Je ne suis pas Charlie, pero…
Je ne suis pas Charlie (yo no soy Charlie) porque no comparto ni sus ideas ni el trabajo que realizaba y me parece demasiado identificarme con alguien con el que no coincido, aunque respeto. Por eso no creo en el hecho de llevar una chapita con esa frase que ha recorrido el mundo, ni colocarla en mi perfil de facebook, como si fuese el culmen de la libertad de expresión. Tampoco entiendo mucho que todo el mundo utilice para ello el lápiz, para demostrar no se sabe muy bien qué, fuera de las primeras manifestaciones de repulsa de los dibujantes contra lo que es un ataque directo a la profesión.
“Yo no soy Charlie”, insisto, pero eso no quiere decir que no respete que haya otras formas de pensar, o de expresarse. Y entiendo que los humanos necesitamos, muchas veces comportándonos como animales primarios, de frases e imágenes para demostrar nuestra adhesión con algo.

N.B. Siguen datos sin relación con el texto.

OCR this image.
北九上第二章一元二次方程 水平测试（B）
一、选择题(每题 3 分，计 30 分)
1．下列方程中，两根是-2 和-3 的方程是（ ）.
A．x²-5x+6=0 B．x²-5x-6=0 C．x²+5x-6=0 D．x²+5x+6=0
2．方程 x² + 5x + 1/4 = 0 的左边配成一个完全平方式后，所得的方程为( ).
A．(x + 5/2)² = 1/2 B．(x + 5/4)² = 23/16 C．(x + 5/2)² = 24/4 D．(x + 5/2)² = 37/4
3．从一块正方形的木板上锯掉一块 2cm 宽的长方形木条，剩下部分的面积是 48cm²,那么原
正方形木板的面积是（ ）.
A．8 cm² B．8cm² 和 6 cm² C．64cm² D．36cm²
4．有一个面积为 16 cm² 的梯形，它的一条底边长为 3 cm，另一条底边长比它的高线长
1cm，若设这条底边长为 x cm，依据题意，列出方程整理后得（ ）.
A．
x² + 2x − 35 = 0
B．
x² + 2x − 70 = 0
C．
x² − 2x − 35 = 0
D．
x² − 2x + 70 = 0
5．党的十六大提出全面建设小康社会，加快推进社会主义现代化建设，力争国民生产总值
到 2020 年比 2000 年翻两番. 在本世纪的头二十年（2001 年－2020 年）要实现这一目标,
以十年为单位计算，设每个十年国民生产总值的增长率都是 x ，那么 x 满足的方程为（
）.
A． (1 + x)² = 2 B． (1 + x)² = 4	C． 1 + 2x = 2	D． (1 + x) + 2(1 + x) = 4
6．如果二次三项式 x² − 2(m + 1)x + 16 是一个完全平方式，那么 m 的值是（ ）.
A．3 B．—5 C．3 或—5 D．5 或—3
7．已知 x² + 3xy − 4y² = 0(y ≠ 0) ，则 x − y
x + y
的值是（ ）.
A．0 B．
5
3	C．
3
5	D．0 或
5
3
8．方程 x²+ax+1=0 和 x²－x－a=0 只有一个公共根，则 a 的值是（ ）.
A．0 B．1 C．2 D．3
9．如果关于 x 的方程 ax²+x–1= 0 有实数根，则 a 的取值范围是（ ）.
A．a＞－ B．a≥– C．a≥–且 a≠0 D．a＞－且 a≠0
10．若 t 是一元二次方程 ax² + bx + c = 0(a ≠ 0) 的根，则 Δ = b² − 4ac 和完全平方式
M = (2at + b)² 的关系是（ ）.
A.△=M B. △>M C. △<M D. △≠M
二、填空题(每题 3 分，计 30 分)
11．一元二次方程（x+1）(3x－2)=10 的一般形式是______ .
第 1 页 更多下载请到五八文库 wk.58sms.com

Lo que me preocupa es que fuera de esa frase, utilizada hasta la saciedad, después no haya nada. Que las manifestaciones de París donde se unieron cientos de miles de personas y líderes internacionales, condenando estos atentados y por la libertad de expresión se quede en agua de borrajas. O que los sones de la Marsellesa en la Asamblea Nacional francesa solo sean luego emocionantes recuerdos de la historia de un país.
“Je ne suis pas Charlie” (yo no soy Charlie) pero me gustaría que lo sucedido en estos días sirviese de algo, no ya a nivel político, sino personal en la convivencia diaria de cada uno, en el respeto al pensamiento diferente. En que las discrepancias en lugar de llevar a voces agrias, insultos, burlas e incluso a agresiones sirvan de tema de tertulia, riéndonos de nosotros mismos o con el de al lado. No es una utopía porque no hablo de grandes ideas, sino de la forma de afrontar la vida de forma diaria, de vivir una religión quien la tenga, de vestirse, de disentir con caricaturas u artículos. De expresarnos quitándonos esa regia armadura que nos han colocado de los políticamente correcto.
Ni vivimos en Atenas, ni todos los días acudimos al ágora, pero sí tomamos café con compañeros de trabajo o amigos, discutimos en las reuniones familiares y los vecinos comentan en las esquinas los pequeños sucesos de la vida.
Hay quién dirá que lo sucedido no dependen de nosotros, que difícilmente acudiremos armados a un supermercado o una revista para matar a infieles, pero de “esos polvos vienen estos lodos”. Y aunque no vayamos masacrando inocentes sí somos capaces de ridiculizar, indignar e insultar al de al lado, olvidando el gesto sin precedentes del domingo en París, que por lo menos puso de manifiesto que aún sigue viva la capacidad de reacción frente a las masacres, aunque solo sea cuando estas ocurren en el llamado primer mundo.
Porque, las manifestaciones de repulsa siguen demostrando lo que comprobamos todos los días: que hay muertos de primera y de segunda. Un primer y segundo mundo. No quiero entrar en demagogias, porque sé que los cientos de muertos que todos los días hay repartidos en el planeta se deben a múltiples y diversas razones y no a las teorías simplistas de algunos pocos (véase diablo capitalista de Estados Unidos, u otros males que según los extremistas son los culpables de todas las desgracias de este mundo).
Y como dije entonces, al ver la marcha encabezada por unos 50 jefes de Estado y de Gobierno, cogidos del brazo, incluidos a unos metros el primer ministro israelí, Benjamin Netanyahu, y el presidente palestino, Mahmud Abás, surge la idea de si al día siguiente esas mismas personas estarán defendiendo o permitiendo la muerte en sus territorios de personas inocentes (me refiero a los civiles, los soldados y militantes de organizaciones saben a lo que se enfrentan) a causa de enfrentamientos políticos. O si, algunos de esos jefes de Estado, de alguna forma, facilitan el acceso al armamento de los radicales.
La manifestación fue impresionante, pero, ¿servirá de algo al día siguiente que miles de personas llevasen lápices en la mano? Para la foto, de cara a las imágenes en televisión está muy bien. Pero la libertad de expresión, el respeto al de al lado, incluida sus ideologías, se gana a diario, en la calle de cualquier pueblo, ciudad o territorio, no solo en un día en las calles de París.